Authors

Discussion

Transition metals, such as zinc, are crucial micronutrients to trypanosomatids, yet deleterious if in excess. To thrive and cause disease, it is imperative that pathogens rapidly sense host-induced changes in metal bioavailability and translate these into adaptive responses.

In Leishmania, the expression of the high-affinity zinc transporter LiZIP3 (Carvalho et al, Mol. Microbiol, 2015) is tightly regulated by zinc. It has been proposed that a short-lived negative regulatory and zinc-responsive RNA-binding protein interacts with a cis-acting element in the ZIP3 3’UTR, but this factor has not been identified. Here we show thatthe transcript levels of the Trypanosoma brucei ortholog ZIP proteins (TbZIPs) increase when parasites are cultured in zinc-limiting conditions (with the zinc chelator TPEN), this being reverted by addition of the metal. The fact that parallel assays with an iron chelator (DFO), Fe(II) and Fe(III) show no effect on TbZIP transcript levels indicates that the modulation of these transporters is zinc-specific. Additionally, analysis of mutated TbZIP 3’UTRs allowed the mapping of a zinc-sensing element to a 75-bp fragment.
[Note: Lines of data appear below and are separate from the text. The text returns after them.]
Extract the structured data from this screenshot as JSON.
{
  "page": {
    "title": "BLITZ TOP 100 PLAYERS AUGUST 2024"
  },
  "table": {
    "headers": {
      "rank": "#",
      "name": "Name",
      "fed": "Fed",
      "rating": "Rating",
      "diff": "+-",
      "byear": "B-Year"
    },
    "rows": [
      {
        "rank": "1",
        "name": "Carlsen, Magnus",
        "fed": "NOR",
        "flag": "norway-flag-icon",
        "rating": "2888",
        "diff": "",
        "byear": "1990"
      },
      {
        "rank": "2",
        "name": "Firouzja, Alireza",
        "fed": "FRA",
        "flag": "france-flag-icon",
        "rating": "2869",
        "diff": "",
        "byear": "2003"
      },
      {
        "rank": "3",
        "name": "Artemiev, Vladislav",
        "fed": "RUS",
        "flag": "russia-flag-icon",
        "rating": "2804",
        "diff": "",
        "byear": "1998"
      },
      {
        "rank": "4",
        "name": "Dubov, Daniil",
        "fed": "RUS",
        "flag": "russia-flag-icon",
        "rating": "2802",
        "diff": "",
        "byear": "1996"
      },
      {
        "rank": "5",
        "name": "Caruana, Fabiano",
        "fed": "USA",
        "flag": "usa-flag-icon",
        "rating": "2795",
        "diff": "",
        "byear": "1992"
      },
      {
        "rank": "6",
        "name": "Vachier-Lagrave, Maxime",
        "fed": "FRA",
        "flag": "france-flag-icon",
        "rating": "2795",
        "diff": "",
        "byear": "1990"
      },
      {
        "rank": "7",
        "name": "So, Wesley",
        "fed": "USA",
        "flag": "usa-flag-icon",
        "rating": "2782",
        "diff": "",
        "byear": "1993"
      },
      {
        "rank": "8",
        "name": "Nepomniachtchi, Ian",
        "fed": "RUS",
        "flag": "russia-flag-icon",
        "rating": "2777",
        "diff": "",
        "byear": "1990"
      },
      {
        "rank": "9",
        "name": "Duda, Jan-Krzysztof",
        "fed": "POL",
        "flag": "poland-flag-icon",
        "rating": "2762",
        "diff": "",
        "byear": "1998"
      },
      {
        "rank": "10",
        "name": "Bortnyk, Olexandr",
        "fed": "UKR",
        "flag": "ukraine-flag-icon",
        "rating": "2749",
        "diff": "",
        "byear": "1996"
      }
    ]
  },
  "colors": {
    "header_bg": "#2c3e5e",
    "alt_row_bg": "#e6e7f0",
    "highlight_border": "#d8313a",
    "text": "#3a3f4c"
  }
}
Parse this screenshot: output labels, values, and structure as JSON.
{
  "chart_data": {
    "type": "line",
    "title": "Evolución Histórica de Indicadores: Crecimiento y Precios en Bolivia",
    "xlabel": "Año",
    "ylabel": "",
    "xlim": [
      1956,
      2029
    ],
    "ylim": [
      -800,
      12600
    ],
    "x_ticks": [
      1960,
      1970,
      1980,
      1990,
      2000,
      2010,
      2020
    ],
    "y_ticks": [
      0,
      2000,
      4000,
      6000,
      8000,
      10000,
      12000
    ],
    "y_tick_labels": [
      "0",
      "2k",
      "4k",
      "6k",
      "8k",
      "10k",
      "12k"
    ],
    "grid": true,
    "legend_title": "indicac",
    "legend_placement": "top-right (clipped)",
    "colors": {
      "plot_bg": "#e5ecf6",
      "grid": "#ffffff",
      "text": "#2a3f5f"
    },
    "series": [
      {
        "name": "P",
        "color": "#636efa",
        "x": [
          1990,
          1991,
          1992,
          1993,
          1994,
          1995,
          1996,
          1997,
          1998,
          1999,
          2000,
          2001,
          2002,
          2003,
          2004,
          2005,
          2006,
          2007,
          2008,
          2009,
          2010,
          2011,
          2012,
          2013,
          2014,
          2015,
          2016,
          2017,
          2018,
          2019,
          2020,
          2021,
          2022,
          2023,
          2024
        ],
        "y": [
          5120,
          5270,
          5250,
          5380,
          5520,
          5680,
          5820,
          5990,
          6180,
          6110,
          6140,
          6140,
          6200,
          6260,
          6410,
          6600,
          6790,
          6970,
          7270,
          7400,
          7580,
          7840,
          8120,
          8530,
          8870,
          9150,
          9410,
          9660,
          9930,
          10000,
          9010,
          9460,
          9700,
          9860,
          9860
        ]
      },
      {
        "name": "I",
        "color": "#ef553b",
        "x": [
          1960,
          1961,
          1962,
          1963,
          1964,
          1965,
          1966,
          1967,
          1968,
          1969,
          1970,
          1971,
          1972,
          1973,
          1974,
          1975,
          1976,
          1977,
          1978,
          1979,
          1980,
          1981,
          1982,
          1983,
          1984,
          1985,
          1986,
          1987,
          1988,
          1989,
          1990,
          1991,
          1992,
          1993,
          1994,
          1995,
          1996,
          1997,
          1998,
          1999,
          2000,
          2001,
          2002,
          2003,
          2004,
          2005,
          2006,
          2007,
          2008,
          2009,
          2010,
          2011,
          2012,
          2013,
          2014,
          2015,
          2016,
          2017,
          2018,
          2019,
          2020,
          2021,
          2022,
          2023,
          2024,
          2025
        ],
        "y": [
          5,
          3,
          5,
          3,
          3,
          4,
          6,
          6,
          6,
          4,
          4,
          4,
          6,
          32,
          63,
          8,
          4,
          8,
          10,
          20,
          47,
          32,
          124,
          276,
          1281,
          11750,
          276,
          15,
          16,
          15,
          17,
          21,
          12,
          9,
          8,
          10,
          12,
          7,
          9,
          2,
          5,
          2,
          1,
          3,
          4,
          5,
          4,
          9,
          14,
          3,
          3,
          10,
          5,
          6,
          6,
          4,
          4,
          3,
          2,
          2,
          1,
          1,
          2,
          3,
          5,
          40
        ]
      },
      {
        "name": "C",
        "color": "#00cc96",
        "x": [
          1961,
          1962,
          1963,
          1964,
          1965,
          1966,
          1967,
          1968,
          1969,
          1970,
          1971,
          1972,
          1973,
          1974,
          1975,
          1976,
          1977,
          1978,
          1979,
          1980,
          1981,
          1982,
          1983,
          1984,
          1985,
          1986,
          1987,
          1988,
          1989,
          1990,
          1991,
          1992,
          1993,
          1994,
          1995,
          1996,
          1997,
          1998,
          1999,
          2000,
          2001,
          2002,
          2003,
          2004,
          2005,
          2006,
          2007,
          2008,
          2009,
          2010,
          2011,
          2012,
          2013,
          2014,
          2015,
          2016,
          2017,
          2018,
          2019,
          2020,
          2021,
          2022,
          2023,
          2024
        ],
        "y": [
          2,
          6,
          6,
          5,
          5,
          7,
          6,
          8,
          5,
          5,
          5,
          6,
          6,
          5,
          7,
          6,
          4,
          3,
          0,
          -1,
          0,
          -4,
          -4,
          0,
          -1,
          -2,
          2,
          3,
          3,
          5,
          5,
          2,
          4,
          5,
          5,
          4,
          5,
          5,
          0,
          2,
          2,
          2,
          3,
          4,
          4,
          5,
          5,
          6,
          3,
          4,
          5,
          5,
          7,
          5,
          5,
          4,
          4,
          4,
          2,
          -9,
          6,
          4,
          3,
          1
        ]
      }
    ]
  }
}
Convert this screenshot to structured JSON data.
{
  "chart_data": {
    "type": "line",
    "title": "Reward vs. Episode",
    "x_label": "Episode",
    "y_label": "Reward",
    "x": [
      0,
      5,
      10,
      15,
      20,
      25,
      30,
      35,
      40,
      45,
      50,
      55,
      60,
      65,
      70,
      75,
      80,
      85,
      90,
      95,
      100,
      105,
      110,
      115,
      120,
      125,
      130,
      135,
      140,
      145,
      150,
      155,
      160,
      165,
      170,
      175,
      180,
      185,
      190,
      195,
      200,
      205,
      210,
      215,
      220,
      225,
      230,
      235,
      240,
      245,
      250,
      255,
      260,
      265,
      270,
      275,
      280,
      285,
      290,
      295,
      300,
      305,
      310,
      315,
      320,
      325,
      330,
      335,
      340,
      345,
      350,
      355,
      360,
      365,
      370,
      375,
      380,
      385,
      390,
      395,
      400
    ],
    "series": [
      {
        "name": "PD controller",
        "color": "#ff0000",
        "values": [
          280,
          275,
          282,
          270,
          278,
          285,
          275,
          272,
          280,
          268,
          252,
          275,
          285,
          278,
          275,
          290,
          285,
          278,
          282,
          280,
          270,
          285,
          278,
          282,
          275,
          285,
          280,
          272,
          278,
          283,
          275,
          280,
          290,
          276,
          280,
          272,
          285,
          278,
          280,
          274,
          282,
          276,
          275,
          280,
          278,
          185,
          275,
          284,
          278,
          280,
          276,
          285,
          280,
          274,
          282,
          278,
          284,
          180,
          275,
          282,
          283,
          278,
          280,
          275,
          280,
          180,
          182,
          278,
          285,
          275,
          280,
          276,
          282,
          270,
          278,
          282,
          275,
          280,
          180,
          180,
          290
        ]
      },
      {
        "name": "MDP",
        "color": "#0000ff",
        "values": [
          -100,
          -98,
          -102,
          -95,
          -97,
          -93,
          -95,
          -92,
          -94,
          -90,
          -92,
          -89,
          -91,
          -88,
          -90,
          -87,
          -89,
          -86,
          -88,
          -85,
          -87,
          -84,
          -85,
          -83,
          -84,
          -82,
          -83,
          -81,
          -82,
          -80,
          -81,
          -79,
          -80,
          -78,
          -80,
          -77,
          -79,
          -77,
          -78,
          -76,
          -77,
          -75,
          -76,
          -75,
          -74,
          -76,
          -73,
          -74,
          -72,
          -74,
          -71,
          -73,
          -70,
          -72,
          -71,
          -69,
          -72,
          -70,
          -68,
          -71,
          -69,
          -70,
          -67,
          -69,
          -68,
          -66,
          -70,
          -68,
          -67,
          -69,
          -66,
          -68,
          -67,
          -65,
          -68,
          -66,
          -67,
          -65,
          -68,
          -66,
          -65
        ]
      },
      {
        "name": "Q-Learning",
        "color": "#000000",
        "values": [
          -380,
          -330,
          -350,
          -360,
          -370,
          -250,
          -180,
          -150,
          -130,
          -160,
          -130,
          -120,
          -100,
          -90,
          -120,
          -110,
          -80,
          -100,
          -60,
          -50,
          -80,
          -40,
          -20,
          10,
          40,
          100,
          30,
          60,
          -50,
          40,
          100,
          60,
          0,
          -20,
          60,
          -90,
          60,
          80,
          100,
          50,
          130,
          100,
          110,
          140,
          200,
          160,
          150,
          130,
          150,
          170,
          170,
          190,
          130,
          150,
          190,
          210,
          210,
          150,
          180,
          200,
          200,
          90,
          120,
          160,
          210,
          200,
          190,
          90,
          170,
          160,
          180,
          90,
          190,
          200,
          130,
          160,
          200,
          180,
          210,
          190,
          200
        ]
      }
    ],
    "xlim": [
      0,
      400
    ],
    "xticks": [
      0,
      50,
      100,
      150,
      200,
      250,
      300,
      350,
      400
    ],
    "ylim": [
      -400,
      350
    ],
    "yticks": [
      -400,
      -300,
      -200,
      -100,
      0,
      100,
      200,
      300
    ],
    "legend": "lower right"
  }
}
To gather more insights on T. brucei ZIP transporter regulation, we generated a reporter strain where a Neoresistance gene is under the control of a TbZIP 3’UTR. The resulting Neo-reporter was confirmed to respond to zinc limiting and surplus conditions as expected. This strain was subjected to a genome-scale RNAi (RIT-seq) screen where gain of fitness under Neo pressure should identify zinc-responsive trans-acting negative regulators. TbZIPs are themselves strong hits in this screen, indicating that the Neo-reporter is upregulated in zinc-limiting conditions that arise due to TbZIP knockdown. Furthermore, we identified a nuclear RNA-binding protein with several zinc knuckle motifs and a putative nuclease domain. We suggest that this is a conserved mediator of the trypanosomatid response to environmental zinc availability.